Os quatro ficaram assim por muito tempo, trocando beijos suaves e carícias sobre a pele ainda sensível, passando água fresca e fruta de mão em mão, limpando o suor com toalhas úmidas. Entre sussurros, deixaram as despedidas flutuarem.
—Isso foi inesquecível —disse Ekaitz, a voz rouca.
—Vamos levar vocês conosco para sempre —acrescentou Markel, um soluço de emoção contida tremendo no pescoço de Asier.
***
Enquanto os quatro teciam aquela despedida, Unai consumia seu último dia com a família. Convenceu a mãe a deixar a fábrica e se deixar cuidar. O irmão pendurou o macacão de trabalho e finalmente começou como fotógrafo, uma vocação que vinha adiando havia anos.

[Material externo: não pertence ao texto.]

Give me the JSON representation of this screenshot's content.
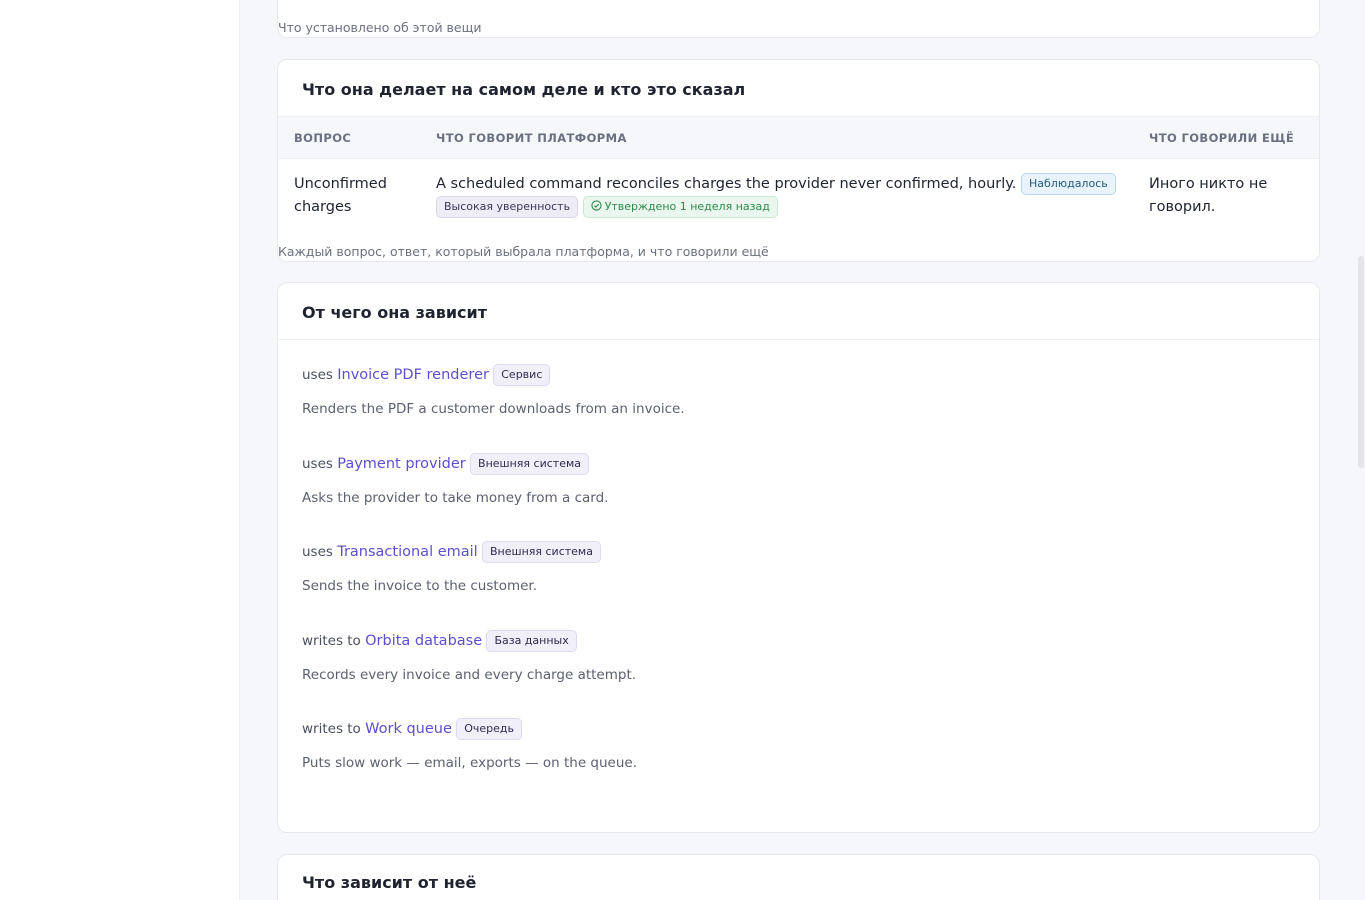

Unai carregava emoções contraditórias: a culpa de abandonar o vilarejo que o vira crescer em liberdade, as ruas de pedra, a raiz de tudo o que ele era. Mas também uma empolgação que não cabia no peito pelos desafios que vinham pela frente e pelo reencontro, do outro lado do oceano, com Liam, o homem que o esperava lá.
O vilarejo inteiro se revoltou com a despedida. Houve festas, faixas, vizinhos emocionados por ver um dos seus chegar tão longe.
—Nosso garoto do macacão, para o mundo —diziam, entre lágrimas compartilhadas.
E Unai, com a mala feita e o macacão guardado no fundo da bagagem, soube que partia com tudo o que era às costas, mas também com todos eles dentro.